Thursday, June 25, 2009


How the BBC gave heart to the uprising

The new Persian TV channel was a vital – uncensored – source of information for six million Iranians, Jerome Taylor reports

Thursday, 25 June 2009


Sleep is a luxury that few reporters from the BBC's new Persian language satellite channel have been able to afford over the past two weeks. With Iran engulfed in the worst civil unrest since its Islamic Revolution 30 years ago, the fledgling channel has swiftly become one of the most important conduits of uncensored information inside a country where the truth is now just as brutally patrolled as the streets.

Forbidden from operating inside Iran, the station began beaming into Iranian homes from a studio in central London six months ago and usually broadcasts eight hours a day. But over the past fortnight staff have worked double time to transform BBC Persian TV into virtually a 24-hour rolling news channel.

"It's been truly exhausting," admits Pooneh Ghoddoosi, the glamorous but visibly drained 37-year-old presenter of Nowbat-e Shoma (Your Turn), which encourages Farsi speakers to phone in and discuss the issues affecting them. "We've all been doing 18-hour days to keep up." Usually Nowbat-e Shoma broadcasts once a week but with so many Iranians desperate to tell the outside world what is happening, producers have been scrambling to make the show a daily occurrence. It is now the station's most popular programme by far.

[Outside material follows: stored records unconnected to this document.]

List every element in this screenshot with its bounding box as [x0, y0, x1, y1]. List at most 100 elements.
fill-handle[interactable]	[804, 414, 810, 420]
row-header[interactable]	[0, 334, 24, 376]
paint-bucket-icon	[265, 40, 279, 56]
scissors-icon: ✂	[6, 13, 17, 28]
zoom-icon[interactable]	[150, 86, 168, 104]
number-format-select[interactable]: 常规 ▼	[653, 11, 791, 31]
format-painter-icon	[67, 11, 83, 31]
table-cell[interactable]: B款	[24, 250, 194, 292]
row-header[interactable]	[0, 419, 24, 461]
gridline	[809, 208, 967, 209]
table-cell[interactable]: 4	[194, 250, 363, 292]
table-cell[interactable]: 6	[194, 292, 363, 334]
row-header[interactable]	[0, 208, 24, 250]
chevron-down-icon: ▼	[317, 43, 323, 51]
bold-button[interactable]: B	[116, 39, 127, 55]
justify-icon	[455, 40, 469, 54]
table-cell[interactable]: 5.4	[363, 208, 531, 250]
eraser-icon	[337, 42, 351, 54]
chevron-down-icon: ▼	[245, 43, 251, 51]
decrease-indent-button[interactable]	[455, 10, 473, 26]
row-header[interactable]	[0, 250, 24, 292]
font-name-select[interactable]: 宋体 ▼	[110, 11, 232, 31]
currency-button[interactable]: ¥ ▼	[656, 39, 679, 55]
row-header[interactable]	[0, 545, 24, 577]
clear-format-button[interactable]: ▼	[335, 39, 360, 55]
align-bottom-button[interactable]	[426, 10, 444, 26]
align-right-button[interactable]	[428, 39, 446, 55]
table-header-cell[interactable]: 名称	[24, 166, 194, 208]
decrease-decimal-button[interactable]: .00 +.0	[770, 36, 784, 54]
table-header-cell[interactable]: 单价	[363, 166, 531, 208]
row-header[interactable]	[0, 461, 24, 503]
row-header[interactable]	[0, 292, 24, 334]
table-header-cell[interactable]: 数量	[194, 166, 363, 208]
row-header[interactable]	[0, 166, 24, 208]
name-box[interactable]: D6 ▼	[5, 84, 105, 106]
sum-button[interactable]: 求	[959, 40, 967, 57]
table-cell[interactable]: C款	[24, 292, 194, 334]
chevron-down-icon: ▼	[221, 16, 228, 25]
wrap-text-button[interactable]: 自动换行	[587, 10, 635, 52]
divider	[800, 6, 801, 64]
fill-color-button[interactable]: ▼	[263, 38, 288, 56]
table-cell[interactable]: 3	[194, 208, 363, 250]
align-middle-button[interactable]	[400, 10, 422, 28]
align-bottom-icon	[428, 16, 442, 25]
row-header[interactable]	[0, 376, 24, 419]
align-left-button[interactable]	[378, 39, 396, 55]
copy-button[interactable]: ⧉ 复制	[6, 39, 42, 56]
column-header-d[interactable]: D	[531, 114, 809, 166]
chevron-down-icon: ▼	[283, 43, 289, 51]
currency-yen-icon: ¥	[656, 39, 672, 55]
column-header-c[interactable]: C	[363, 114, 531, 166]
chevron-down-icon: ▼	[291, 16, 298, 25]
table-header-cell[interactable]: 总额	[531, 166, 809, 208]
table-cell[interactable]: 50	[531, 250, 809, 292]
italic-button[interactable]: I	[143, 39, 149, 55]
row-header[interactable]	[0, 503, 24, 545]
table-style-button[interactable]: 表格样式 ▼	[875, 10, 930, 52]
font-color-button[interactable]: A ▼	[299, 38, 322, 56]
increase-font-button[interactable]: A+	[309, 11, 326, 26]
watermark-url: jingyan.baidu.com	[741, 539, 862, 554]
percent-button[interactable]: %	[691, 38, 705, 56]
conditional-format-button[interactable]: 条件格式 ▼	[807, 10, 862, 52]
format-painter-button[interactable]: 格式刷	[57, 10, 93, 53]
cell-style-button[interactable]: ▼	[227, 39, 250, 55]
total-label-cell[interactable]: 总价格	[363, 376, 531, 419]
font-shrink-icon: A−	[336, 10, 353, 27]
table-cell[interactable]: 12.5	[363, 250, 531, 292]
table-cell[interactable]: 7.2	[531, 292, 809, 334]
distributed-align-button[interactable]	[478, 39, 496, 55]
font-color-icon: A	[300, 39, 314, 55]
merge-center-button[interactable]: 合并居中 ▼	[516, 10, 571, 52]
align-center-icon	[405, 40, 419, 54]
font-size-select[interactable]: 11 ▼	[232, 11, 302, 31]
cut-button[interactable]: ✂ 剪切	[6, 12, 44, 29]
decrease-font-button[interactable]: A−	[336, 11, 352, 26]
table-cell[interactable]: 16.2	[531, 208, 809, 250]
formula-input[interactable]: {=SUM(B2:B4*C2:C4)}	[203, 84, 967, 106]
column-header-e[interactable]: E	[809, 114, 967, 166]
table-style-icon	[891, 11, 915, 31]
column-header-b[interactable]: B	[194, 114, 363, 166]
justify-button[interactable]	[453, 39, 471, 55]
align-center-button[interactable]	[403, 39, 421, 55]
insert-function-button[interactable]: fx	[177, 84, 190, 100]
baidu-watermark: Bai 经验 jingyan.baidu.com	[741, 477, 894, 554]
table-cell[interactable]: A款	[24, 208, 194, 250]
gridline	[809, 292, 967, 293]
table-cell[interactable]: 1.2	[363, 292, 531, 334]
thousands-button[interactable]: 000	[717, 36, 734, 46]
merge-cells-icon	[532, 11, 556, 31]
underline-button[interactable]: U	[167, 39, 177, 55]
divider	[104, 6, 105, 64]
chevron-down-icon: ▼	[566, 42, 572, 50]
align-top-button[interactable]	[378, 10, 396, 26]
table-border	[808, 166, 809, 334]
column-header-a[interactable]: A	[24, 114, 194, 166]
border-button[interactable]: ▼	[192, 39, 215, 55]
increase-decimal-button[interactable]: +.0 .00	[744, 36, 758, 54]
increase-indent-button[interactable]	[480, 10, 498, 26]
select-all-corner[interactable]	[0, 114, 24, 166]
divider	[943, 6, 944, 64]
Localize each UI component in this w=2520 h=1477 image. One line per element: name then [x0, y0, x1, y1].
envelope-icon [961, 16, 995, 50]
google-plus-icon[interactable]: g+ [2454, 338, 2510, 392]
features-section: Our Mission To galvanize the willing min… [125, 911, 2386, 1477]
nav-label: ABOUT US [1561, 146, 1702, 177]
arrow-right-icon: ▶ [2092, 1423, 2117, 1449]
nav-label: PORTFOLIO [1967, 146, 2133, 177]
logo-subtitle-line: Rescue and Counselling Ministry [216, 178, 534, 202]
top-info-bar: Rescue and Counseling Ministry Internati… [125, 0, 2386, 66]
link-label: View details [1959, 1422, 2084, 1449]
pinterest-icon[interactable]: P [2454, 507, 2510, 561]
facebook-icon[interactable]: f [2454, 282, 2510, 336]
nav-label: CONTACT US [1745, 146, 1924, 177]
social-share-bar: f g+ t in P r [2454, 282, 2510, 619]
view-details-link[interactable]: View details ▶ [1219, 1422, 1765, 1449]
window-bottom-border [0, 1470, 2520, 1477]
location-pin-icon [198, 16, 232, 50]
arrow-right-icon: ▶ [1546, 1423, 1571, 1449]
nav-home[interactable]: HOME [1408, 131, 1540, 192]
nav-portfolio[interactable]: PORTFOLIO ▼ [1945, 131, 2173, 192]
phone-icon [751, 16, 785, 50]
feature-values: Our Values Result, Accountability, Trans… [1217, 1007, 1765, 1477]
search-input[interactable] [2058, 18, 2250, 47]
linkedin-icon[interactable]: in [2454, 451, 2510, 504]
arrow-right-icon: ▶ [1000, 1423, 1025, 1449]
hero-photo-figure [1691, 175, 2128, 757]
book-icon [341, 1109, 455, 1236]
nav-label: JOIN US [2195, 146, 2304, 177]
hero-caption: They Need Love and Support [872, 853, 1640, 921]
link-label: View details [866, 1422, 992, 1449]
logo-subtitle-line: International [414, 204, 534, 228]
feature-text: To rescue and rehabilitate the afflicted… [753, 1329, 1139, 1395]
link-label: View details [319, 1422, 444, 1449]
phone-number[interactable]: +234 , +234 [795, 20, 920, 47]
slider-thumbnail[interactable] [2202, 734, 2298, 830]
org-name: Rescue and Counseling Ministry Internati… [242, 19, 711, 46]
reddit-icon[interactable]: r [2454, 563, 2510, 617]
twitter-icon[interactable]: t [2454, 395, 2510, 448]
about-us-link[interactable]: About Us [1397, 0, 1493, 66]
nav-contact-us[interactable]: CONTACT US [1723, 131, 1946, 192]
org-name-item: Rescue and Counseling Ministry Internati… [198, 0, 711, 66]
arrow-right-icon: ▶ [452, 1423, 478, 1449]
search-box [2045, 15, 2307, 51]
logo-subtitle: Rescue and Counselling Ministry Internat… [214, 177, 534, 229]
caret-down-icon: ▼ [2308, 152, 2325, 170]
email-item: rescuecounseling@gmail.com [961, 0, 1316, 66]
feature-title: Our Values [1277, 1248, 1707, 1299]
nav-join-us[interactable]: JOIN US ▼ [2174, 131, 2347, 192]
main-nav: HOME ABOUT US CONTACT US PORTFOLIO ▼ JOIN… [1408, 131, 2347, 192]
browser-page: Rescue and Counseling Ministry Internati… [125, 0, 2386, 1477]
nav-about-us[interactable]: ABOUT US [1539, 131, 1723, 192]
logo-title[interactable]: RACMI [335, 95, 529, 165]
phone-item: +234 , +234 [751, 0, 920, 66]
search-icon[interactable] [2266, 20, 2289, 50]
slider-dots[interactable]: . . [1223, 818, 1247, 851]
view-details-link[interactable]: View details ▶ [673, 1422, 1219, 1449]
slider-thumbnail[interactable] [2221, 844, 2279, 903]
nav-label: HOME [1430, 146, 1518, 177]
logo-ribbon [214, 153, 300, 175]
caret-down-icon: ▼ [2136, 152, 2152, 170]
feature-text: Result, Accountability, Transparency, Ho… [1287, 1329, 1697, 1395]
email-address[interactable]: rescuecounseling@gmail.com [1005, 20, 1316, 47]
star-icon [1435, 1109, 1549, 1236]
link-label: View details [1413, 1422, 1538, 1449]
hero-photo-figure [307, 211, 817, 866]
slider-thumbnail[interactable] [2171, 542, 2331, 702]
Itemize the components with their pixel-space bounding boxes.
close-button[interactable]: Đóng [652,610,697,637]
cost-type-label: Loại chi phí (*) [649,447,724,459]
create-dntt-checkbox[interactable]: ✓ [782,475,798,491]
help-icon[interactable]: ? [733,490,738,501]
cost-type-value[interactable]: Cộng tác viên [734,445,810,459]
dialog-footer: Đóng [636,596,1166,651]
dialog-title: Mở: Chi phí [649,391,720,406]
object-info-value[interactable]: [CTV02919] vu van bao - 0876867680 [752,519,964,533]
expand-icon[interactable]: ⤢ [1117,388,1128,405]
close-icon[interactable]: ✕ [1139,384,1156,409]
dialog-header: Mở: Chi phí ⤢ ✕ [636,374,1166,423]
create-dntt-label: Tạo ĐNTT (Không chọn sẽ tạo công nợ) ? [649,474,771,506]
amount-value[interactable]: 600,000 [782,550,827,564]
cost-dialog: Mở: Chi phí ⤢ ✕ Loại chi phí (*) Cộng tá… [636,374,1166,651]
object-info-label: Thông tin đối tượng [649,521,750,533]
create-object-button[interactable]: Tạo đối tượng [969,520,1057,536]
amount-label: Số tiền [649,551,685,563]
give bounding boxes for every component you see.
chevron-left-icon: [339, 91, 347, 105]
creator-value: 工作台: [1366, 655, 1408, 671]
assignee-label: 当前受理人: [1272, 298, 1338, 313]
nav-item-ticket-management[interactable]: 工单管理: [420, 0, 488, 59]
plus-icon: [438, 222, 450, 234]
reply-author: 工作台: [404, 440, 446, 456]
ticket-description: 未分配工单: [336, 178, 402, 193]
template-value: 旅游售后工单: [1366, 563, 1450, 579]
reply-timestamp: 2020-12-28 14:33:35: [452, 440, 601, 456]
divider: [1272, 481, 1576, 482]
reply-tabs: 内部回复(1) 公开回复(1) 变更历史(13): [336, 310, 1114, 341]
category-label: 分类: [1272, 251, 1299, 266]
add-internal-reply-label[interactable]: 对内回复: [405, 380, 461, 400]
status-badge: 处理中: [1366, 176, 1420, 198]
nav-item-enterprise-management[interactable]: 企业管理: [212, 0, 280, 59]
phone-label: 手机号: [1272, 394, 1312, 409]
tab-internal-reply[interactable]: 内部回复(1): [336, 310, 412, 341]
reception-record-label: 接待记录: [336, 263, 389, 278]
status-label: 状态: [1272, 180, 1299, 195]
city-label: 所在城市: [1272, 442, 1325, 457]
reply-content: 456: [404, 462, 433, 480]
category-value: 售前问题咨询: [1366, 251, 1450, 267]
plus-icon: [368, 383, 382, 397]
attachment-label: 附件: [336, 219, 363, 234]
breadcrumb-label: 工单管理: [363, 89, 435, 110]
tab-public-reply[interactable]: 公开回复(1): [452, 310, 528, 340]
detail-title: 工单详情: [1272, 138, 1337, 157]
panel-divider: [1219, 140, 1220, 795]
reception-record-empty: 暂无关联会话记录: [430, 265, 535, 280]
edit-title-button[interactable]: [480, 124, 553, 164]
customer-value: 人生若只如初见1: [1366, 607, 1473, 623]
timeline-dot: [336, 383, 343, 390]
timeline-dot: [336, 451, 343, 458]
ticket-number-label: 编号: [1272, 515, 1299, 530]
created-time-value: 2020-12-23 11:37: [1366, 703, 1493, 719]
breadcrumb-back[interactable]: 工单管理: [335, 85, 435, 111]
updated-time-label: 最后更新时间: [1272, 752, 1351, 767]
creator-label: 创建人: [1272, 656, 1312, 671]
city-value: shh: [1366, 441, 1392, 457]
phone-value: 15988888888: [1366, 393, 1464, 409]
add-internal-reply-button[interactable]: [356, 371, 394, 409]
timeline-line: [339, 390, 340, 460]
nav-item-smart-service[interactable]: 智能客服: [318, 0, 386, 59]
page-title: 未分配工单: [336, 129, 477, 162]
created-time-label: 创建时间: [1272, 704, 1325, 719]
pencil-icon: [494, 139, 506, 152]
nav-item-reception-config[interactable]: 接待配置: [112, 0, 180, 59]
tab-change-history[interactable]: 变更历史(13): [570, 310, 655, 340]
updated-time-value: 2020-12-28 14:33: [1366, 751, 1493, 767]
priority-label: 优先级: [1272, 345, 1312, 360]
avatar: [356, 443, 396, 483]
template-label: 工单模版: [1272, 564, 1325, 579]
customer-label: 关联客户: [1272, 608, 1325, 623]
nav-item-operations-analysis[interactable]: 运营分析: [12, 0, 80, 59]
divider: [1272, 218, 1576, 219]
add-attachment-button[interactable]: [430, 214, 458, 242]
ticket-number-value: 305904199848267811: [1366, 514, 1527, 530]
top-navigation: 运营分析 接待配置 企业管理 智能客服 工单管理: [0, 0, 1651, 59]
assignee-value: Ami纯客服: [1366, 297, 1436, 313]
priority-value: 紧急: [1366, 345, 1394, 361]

Like any other news organisation, BBC Persian relies on the astonishing bravery of ordinary citizens inside Iran. With foreign reporters largely expelled or confined to their bureaus and many local journalists already languishing in jail, the task of reporting the news has fallen to the millions of young, tech-savvy Iranian protesters, armed with video phones.

When the protests and street killings were at their peak last weekend, BBC Persian was receiving 10,000 emails a day and 10 videos a minute from people inside Iran. The Iranian authorities have since employed their own technology to make mobile phone calls and text messages to Britain all but impossible, but the emails, photos and videos keep coming in.

Sina Motalebi, a bespectacled 36-year-old former newspaper journalist who left Iran in 2003 after he was jailed for blogging, is one of many tasked with sifting through the abundance of material sent from Iran, which the industry calls "user-generated content".

"When the station was launched we were keen to get Iranians to send in user-generated content but most of what came in was things like footage of their holidays abroad," he recalls. "But since the election we have been bombarded with genuine editorial content which has given the world a real sense of what is actually happening."

In other words rather than stifle the truth, Iran's clampdown on foreign reporters has actually turned ordinary Iranians into an enormous database of willing citizen journalists. And while websites like Twitter and YouTube are only really accessible to technology-literate urbanised Iranians, huge numbers of poorer Iranians have access to satellite.

The fact that uncensored and impartial Farsi language news is now clandestinely watched by an estimated six million Iranians inside Iran itself has clearly rattled the regime which has been trying (and largely failing) to block the BBC's satellite signal by firing white noise at their transponders in space. At evening prayers, imams have regularly denounced the corporation as a tool of Western imperialism and when Iranian state television paraded captured protesters earlier this week many of them "repented" by blaming the BBC and Voice of America for encouraging them to hit the streets.

Rob Beynon, the station's head of programming, insists coverage has remained scrupulously impartial. "Although much of the videos we receive are brilliant, vivid and raw images, we have to be careful how they are used. We're not YouTube. We are the BBC and have to remain entirely impartial and objective." Most videos and images are only broadcast if the network can corroborate them with separate footage or testimony and the channel's output is strictly governed by the BBC's standard editorial guidelines.

But for some of the young Iranian producers – many of whom have spent less than a year in Britain – remaining detached from the violence befalling their friends and family is a tall order. "The day the footage of Neda's death came through was awful," recalled one journalist, referring to video of a dying Neda Agha-Soltan, reportedly shot dead by Iranian security forces. "There were so many tears, people were so angry."

But Amir Azimi, a former newspaperman who now edits Page 2, a Newsnight-esque political discussion programme, says the network's journalists know they have to treat the protests in Iran like any other story. "I tell the younger journalists that we are like doctors. Imagine if you had to do an operation on your best friend. You must not let emotions get in the way or else you won't be able to do your job."